Os dados revelam ainda um ligeiro predomínio feminino: 51% dos residentes são mulheres e 49% homens. O índice de masculinidade subiu para 96 homens por cada 100 mulheres, uma evolução face a 2014, quando se contabilizavam apenas 94.
O país conta atualmente com 9,1 milhões de agregados familiares, praticamente equivalentes ao número de habitações existentes. A média de 3,9 pessoas por agregado mantém-se estável em relação ao censo anterior.
No que respeita a condições básicas, apenas 37% dos agregados familiares têm acesso à água canalizada dentro de casa, no quintal ou em habitações vizinhas, evidenciando desafios persistentes no acesso a serviços essenciais.
A província de Luanda continua a concentrar a maior fatia da população, atingindo agora os 8,8 milhões de habitantes — mais 1,9 milhões do que há dez anos.

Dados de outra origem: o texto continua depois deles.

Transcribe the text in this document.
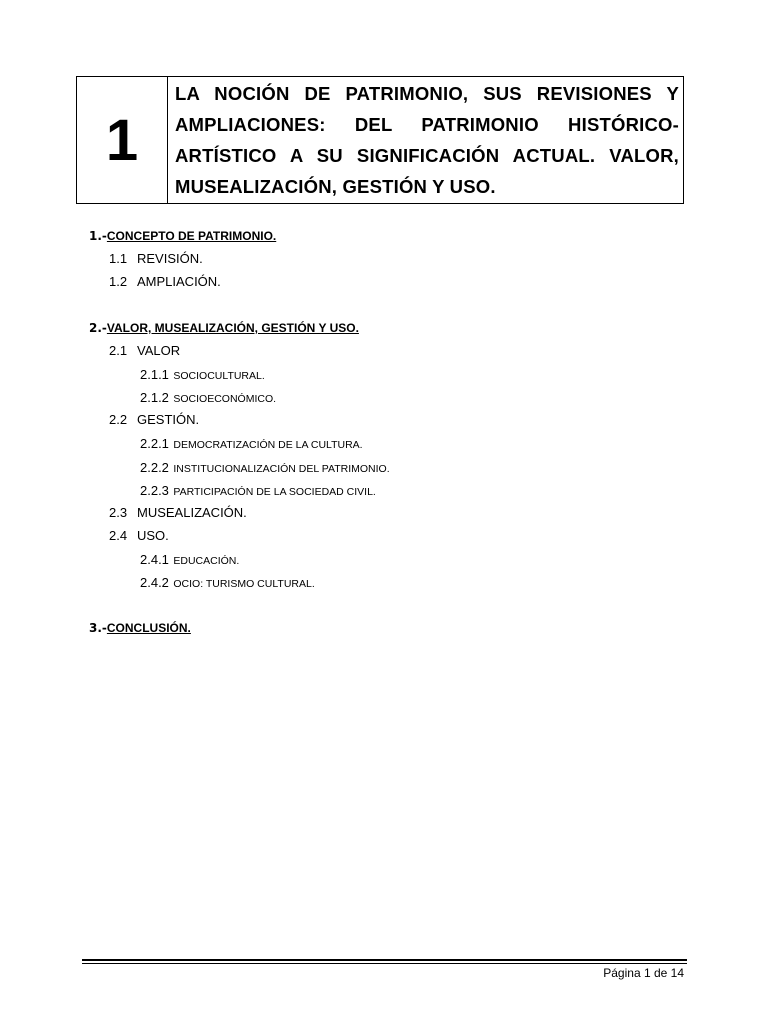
1
LA NOCIÓN DE PATRIMONIO, SUS REVISIONES Y AMPLIACIONES: DEL PATRIMONIO HISTÓRICO-ARTÍSTICO A SU SIGNIFICACIÓN ACTUAL. VALOR, MUSEALIZACIÓN, GESTIÓN Y USO.
1.-CONCEPTO DE PATRIMONIO.
1.1 REVISIÓN.
1.2 AMPLIACIÓN.
2.-VALOR, MUSEALIZACIÓN, GESTIÓN Y USO.
2.1 VALOR
2.1.1 SOCIOCULTURAL.
2.1.2 SOCIOECONÓMICO.
2.2 GESTIÓN.
2.2.1 DEMOCRATIZACIÓN DE LA CULTURA.
2.2.2 INSTITUCIONALIZACIÓN DEL PATRIMONIO.
2.2.3 PARTICIPACIÓN DE LA SOCIEDAD CIVIL.
2.3 MUSEALIZACIÓN.
2.4 USO.
2.4.1 EDUCACIÓN.
2.4.2 OCIO: TURISMO CULTURAL.
3.-CONCLUSIÓN.
Página 1 de 14
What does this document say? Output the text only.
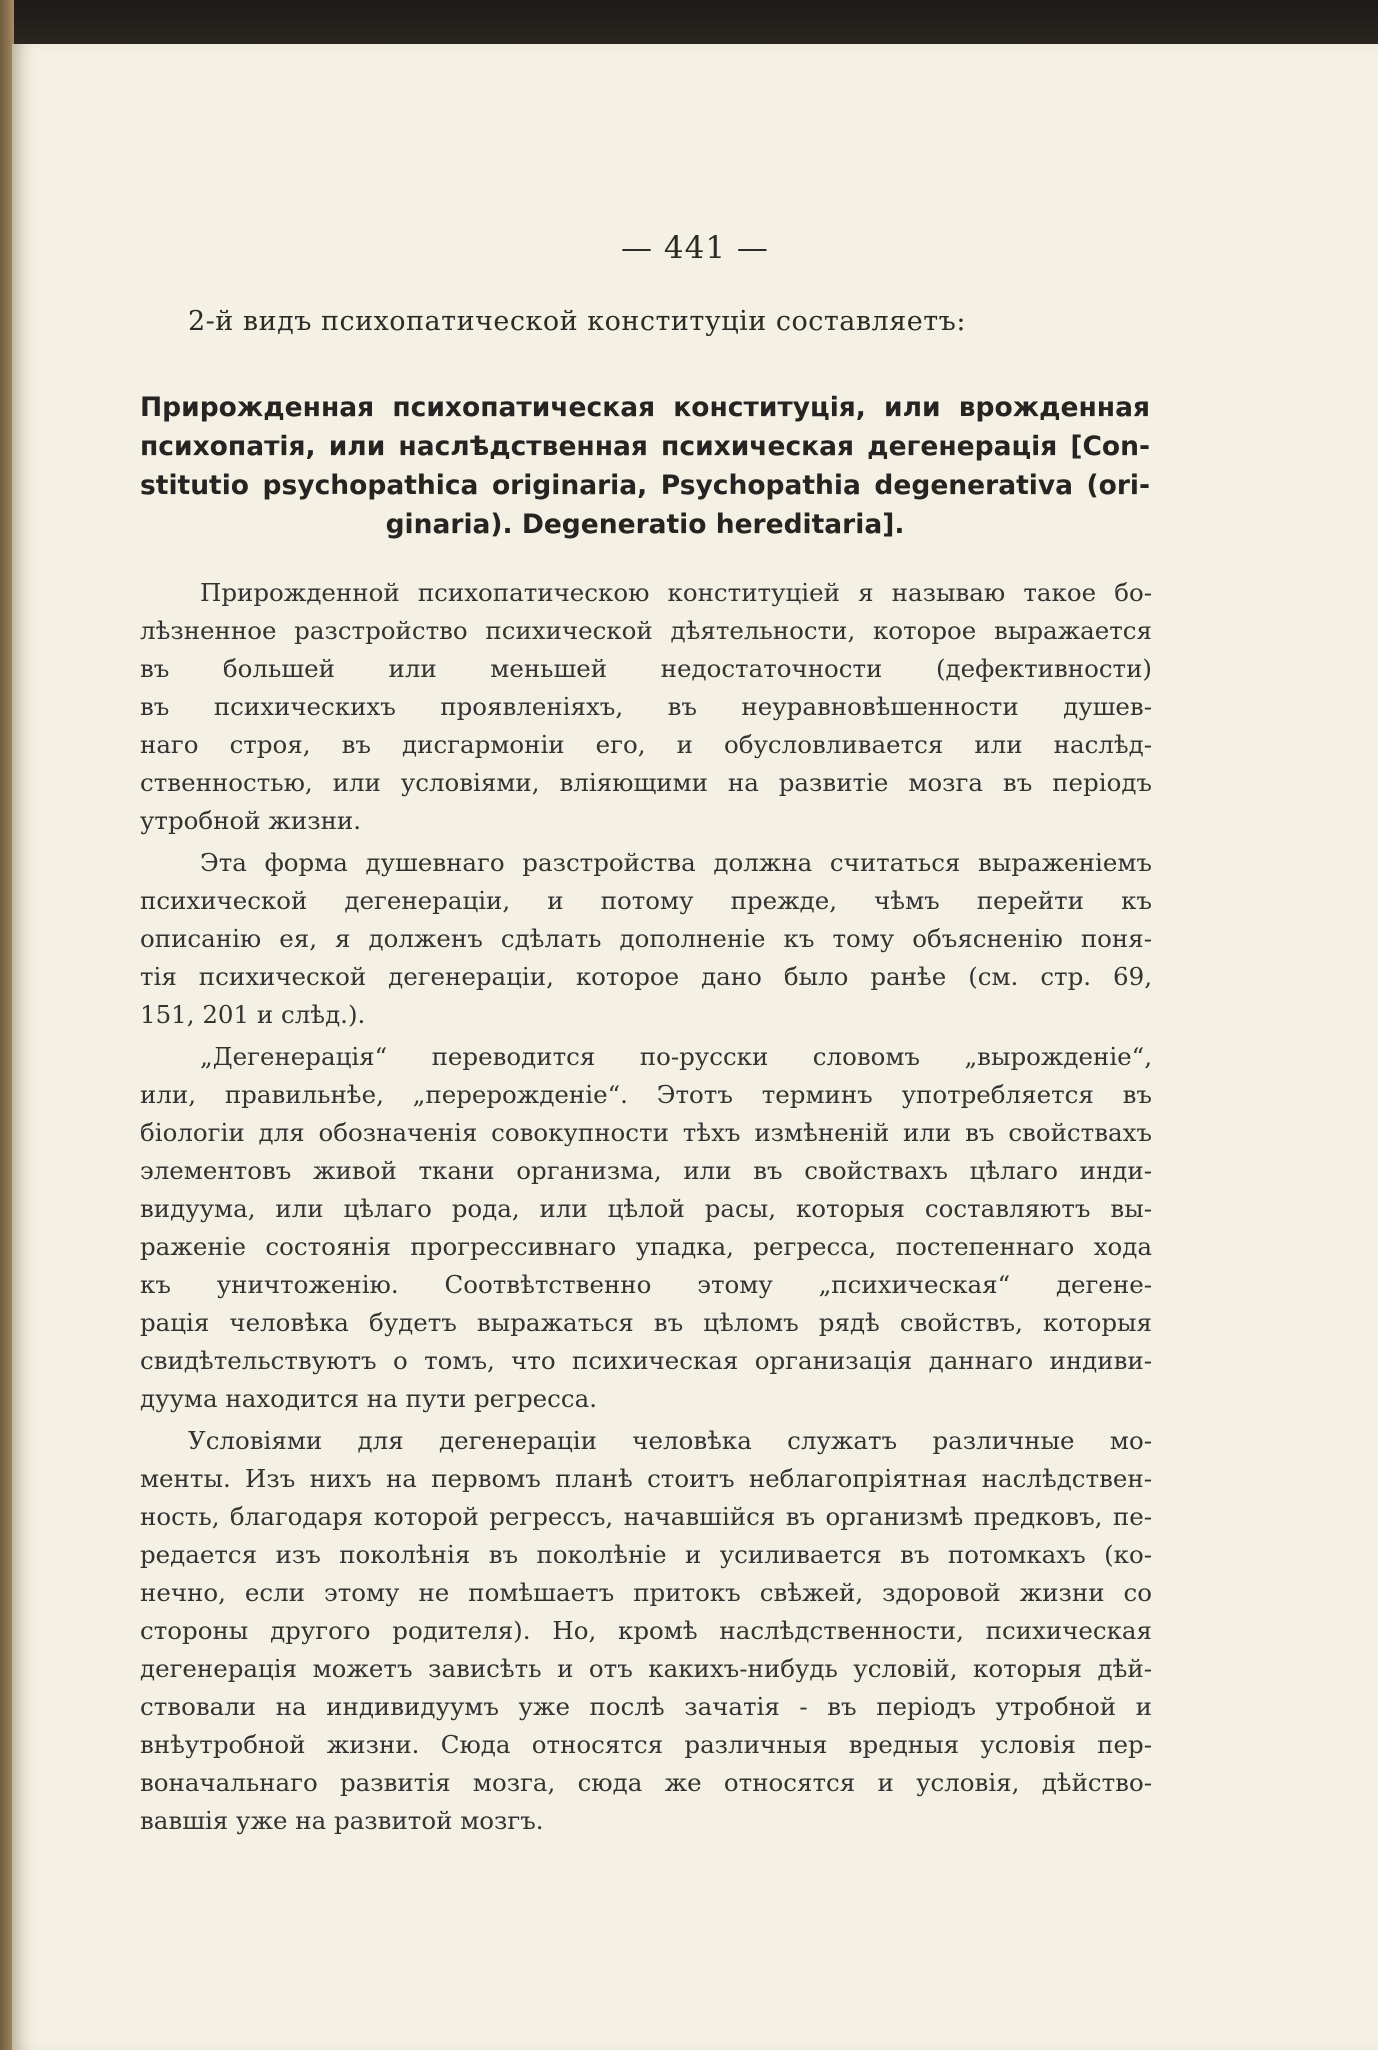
— 441 —
2-й видъ психопатической конституціи составляетъ:
Прирожденная психопатическая конституція, или врожденная
психопатія, или наслѣдственная психическая дегенерація [Con-
stitutio psychopathica originaria, Psychopathia degenerativa (ori-
ginaria). Degeneratio hereditaria].
Прирожденной психопатическою конституціей я называю такое бо-
лѣзненное разстройство психической дѣятельности, которое выражается
въ большей или меньшей недостаточности (дефективности)
въ психическихъ проявленіяхъ, въ неуравновѣшенности душев-
наго строя, въ дисгармоніи его, и обусловливается или наслѣд-
ственностью, или условіями, вліяющими на развитіе мозга въ періодъ
утробной жизни.
Эта форма душевнаго разстройства должна считаться выраженіемъ
психической дегенераціи, и потому прежде, чѣмъ перейти къ
описанію ея, я долженъ сдѣлать дополненіе къ тому объясненію поня-
тія психической дегенераціи, которое дано было ранѣе (см. стр. 69,
151, 201 и слѣд.).
„Дегенерація“ переводится по-русски словомъ „вырожденіе“,
или, правильнѣе, „перерожденіе“. Этотъ терминъ употребляется въ
біологіи для обозначенія совокупности тѣхъ измѣненій или въ свойствахъ
элементовъ живой ткани организма, или въ свойствахъ цѣлаго инди-
видуума, или цѣлаго рода, или цѣлой расы, которыя составляютъ вы-
раженіе состоянія прогрессивнаго упадка, регресса, постепеннаго хода
къ уничтоженію. Соотвѣтственно этому „психическая“ дегене-
рація человѣка будетъ выражаться въ цѣломъ рядѣ свойствъ, которыя
свидѣтельствуютъ о томъ, что психическая организація даннаго индиви-
дуума находится на пути регресса.
Условіями для дегенераціи человѣка служатъ различные мо-
менты. Изъ нихъ на первомъ планѣ стоитъ неблагопріятная наслѣдствен-
ность, благодаря которой регрессъ, начавшійся въ организмѣ предковъ, пе-
редается изъ поколѣнія въ поколѣніе и усиливается въ потомкахъ (ко-
нечно, если этому не помѣшаетъ притокъ свѣжей, здоровой жизни со
стороны другого родителя). Но, кромѣ наслѣдственности, психическая
дегенерація можетъ зависѣть и отъ какихъ-нибудь условій, которыя дѣй-
ствовали на индивидуумъ уже послѣ зачатія - въ періодъ утробной и
внѣутробной жизни. Сюда относятся различныя вредныя условія пер-
воначальнаго развитія мозга, сюда же относятся и условія, дѣйство-
вавшія уже на развитой мозгъ.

Seguem-se as províncias da Huíla, Huambo, Benguela, Cuanza Sul, Bié e Uíje, todas acima dos dois milhões de residentes.
No extremo oposto, o Cuando permanece a província menos povoada, com pouco mais de 138 mil habitantes. Integra o grupo de regiões que não chegam aos 700 mil residentes, onde se incluem o Zaire, Cuanza Norte, Moxico, Cubango e Moxico Leste.
Os dez municípios mais populosos concentram 24% da população angolana — cerca de 8,6 milhões de pessoas — sete dos quais pertencem a Luanda: Kilamba Kiaxi, Cacuaco, Mulenvos, Viana, Cazenga, Maianga e Camama.
Em termos de densidade populacional, a discrepância entre províncias mantém-se acentuada. Luanda apresenta 5.349,3 habitantes por quilómetro quadrado, enquanto o Cuando regista apenas 1,3.
O português é actualmente falado por 45,5% da população, seguido pelo umbundo (17,1%), kimbundu (10,8%), tchokwe (6,9%) e kikongo (6,8%).
Nos grupos etnolinguísticos, os ovimbundo continuam a ser o maior, representando 29,1% da população, seguidos dos kimbundu (27%) e dos bakongo (14,4%).
Pela primeira vez, o censo incluiu dados sobre pessoas com albinismo, contabilizando 1,6 milhões de indivíduos. Desses, 342.423 têm idades entre os 15 e os 64 anos.
Alguns indicadores demográficos relevantes, como a esperança média de vida e a taxa de fecundidade, não foram divulgados no Censo 2024, impedindo comparações diretas com os resultados de 2014.